Pour ces derniers, la question n’est pas anodine. Selon la firme Nielsen, les produits alimentaires représentent désormais 20 % des ventes des pharmacies canadiennes.

Certains pharmaciens ont déjà pris le virage. Dans les Familiprix de Nicolet et de Cowansville, on ne retrouve pas de confiseries, de croustilles, de boissons sucrées, ni même de cosmétiques ou de détergents chimiques.

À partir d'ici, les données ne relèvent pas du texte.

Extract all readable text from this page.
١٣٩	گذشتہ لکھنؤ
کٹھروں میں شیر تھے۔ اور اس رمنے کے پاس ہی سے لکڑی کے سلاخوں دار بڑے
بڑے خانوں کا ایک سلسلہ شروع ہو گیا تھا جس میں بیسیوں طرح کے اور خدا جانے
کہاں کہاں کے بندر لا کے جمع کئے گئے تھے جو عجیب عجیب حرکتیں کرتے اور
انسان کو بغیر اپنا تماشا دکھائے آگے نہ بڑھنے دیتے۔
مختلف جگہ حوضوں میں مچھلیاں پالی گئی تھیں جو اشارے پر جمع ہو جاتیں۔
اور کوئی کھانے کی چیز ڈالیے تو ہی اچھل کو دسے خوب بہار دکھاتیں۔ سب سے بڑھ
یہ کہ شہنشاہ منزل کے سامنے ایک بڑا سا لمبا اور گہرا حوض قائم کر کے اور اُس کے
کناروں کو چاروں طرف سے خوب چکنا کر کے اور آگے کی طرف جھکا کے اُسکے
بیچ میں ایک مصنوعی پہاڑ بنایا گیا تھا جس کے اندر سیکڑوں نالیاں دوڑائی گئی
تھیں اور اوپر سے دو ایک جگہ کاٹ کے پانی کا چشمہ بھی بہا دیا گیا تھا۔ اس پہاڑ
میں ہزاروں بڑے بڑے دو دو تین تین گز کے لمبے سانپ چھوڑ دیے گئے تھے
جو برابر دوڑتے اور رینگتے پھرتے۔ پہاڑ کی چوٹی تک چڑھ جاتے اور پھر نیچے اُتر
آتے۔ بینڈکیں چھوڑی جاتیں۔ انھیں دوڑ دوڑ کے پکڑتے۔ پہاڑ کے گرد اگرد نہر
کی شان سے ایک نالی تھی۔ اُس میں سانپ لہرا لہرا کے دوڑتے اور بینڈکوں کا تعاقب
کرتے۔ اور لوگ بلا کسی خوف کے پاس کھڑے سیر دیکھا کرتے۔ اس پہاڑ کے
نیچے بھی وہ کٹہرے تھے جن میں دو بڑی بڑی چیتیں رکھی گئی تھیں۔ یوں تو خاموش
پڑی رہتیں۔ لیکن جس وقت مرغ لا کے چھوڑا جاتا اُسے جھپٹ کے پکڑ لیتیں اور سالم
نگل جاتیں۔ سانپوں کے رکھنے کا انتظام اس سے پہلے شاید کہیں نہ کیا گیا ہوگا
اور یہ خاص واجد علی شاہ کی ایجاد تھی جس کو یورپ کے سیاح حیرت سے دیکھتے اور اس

« C’est un peu ironique de vendre un médicament pour le cholestérol et d’avoir des chips en spécial à la caisse. J’étais mal à l’aise de tirer des revenus de ça », souligne Judith Savoie, pharmacienne copropriétaire du Familiprix de Nicolet.

Des services pour compenser

Pour compenser la perte des revenus provenant des produits non reliés à la santé, la pharmacie a étendu ses services professionnels avec la présence sur place d’infirmières, d’une nutritionniste et même, à l’occasion, d’une inhalothérapeute.

« J’ai quelques patients qui sont partis, mais il y en a d’autres qui sont arrivés », note Mme Savoie. Selon elle, ce n’est qu’une question de temps avant que toutes les pharmacies se débarrassent de la malbouffe, comme elles l’ont fait pour le tabac dans le passé.